With an investigative approach, Shikeith explores what he refers to as "the psychic blueness" of Black manhood with a visual rhetoric of material, color, and image. Guiding his method is the concept of hauntology, a lens through which time is seen as recurring, with past events and entities coming back to 'haunt' the future. Such an understanding of time allows the artist to rework memories of the past, thereby transforming their impact on the present.
Beloved Blues (2022) consists of a glass crib surrounded by blue and black ceramic orbs suspended mid-air. Haint blue, the specific shade of blue found amongst the ceramic orbs, originates from the Gullah Geechee people, who use it to ward off unwanted spirits from their homes. Here, Shikeith invokes the protective properties of the color while simultaneously inviting in the memory of his late grandmother, a nurturing figure who once imparted a memorable bit of folkloric knowledge: when an orb appears in a photograph, it indicates the presence of a spirit.
Shikeith envisions the quest for grace as an often violent process of disentangling and evolving, calling upon the experiences of queer Black men, who have had to make and remake their own rituals of spiritual nourishment. Included among the photographs in the show is Spirit In The Dark (2021), a black and white diptych portraying a subject dousing themself with liquid that falls from a blown-glass vessel in the shape of a human head. Each panel offers a different perspective of the same process as it unfolds, imbuing the act with a sense of movement and temporality. With two static images, the artist captures an instant that is in every sense dynamic – the transfer of water from one human vessel to another, the cleansing of a body bathed in darkness.
Persevering in the uncanny, Visiting Hours (2022) presents the image of a reclining figure, behind whom lies a second figure wrapped in a white bed sheet. Sheathed in white, the cloaked figure appears to come from another realm. The image was captured on expired film, evoking a soft, sensual quality while also referencing the artist's ongoing interest in resurrecting relics of the past. Thinking of queer time—the idea that queer people operate outside of linear timelines—Shikeith calls upon the histories of aged materials as well as otherworldly spirits to revitalize a soul that dwells in the present.

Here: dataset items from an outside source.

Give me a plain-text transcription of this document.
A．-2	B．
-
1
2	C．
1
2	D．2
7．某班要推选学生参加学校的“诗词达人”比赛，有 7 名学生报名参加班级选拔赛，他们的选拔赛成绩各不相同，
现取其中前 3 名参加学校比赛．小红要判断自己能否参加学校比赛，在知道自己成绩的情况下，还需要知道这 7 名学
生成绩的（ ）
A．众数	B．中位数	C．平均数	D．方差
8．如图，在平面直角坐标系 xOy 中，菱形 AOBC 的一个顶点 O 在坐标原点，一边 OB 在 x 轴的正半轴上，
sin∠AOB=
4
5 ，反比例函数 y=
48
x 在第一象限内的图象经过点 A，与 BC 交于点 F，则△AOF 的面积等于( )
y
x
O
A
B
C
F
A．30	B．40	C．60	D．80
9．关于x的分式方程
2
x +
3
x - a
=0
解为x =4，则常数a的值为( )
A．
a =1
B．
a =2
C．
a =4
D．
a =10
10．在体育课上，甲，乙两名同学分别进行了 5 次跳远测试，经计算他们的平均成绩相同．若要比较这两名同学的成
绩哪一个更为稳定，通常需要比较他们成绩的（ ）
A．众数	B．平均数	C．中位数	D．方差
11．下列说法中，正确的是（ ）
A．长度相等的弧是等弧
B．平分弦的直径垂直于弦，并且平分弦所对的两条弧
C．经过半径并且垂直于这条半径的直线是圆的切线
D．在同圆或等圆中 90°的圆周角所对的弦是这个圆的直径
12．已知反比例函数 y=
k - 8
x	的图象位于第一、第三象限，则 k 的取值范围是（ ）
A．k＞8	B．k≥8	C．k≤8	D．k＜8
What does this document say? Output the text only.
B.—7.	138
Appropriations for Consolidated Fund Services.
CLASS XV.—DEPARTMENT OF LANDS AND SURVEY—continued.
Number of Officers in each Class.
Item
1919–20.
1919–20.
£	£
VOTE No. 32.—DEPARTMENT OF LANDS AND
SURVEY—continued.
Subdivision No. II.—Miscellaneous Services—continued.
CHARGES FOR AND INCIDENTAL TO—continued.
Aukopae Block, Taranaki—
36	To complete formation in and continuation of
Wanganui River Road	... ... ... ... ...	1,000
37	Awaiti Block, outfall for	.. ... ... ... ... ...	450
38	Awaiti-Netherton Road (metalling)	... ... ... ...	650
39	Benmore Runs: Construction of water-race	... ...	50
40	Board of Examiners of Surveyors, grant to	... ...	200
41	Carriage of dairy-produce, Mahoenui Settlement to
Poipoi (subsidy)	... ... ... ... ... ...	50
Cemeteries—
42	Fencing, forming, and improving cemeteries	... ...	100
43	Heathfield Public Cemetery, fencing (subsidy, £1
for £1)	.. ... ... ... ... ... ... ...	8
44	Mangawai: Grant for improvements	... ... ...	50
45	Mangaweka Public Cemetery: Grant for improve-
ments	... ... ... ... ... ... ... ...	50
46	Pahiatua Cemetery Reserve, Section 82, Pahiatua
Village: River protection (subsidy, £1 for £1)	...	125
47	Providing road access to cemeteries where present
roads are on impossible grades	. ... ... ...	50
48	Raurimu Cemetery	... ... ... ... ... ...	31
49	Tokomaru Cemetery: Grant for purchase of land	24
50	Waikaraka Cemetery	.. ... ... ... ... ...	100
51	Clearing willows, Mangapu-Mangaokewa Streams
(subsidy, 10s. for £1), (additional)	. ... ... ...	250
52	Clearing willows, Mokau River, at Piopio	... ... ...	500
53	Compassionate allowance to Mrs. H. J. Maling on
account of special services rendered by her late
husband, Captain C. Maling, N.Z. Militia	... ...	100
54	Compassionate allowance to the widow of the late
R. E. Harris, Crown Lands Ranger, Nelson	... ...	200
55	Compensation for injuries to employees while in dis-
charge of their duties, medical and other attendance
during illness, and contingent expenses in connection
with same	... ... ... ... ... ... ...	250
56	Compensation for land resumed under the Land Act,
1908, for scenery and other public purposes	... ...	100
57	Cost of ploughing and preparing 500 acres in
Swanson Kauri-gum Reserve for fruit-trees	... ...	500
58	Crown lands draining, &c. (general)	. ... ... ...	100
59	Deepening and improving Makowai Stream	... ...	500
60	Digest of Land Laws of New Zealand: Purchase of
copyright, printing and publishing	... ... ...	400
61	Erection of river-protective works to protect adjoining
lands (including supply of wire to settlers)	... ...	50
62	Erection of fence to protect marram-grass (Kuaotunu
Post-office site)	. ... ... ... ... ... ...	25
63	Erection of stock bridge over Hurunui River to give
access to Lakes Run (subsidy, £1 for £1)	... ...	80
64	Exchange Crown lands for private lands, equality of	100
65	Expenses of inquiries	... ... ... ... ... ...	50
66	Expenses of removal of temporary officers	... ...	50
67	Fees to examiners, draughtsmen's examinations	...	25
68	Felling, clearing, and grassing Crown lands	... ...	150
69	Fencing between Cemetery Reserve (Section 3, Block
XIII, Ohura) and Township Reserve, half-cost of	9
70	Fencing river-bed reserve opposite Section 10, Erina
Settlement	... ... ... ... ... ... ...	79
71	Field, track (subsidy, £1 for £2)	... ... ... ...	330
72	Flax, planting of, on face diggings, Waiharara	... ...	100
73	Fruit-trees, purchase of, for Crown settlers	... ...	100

In conjunction with the exhibition, Shikeith's first monograph, Notes towards Becoming a Spill, will be published by Aperture. A preview of the publication will be available at the gallery throughout the show.
Note on the Artist:
Shikeith was born in 1989 in Philadelphia, PA, and currently lives and works in Pittsburgh, PA. Shikeith earned a BA in Integrative Arts from the Pennsylvania State University and an MFA from the Yale School of Art, New Haven, CT. His work is in the permanent collections of 21c Museum, Louisville, KY; Hammer Museum, Los Angeles, CA; and Wrocław Contemporary Museum, Poland. Exhibitions include This was his body/ His body finally his (2017), MAK Gallery, London, UK; The Language Must Not Sweat (2019), Locust Projects, Miami, FL; Feeling The Spirit In The Dark (2020), The Mattress Factory Museum of Contemporary Art, Pittsburgh, PA. In 2021, he presented notes towards becoming a spill, a site-specific performance, at the Performa Biennial in New York, NY. He is the recipient of the 2022 Pittsburgh Foundation's Exposure Artist Award in co-fellowship with The Carnegie Museum of Art, 2020 Art Matters Foundation Grant, 2020 Leslie Lohman Museum Artist Fellowship, and 2019 Joan Mitchell Foundation Painters & Sculptors Grant.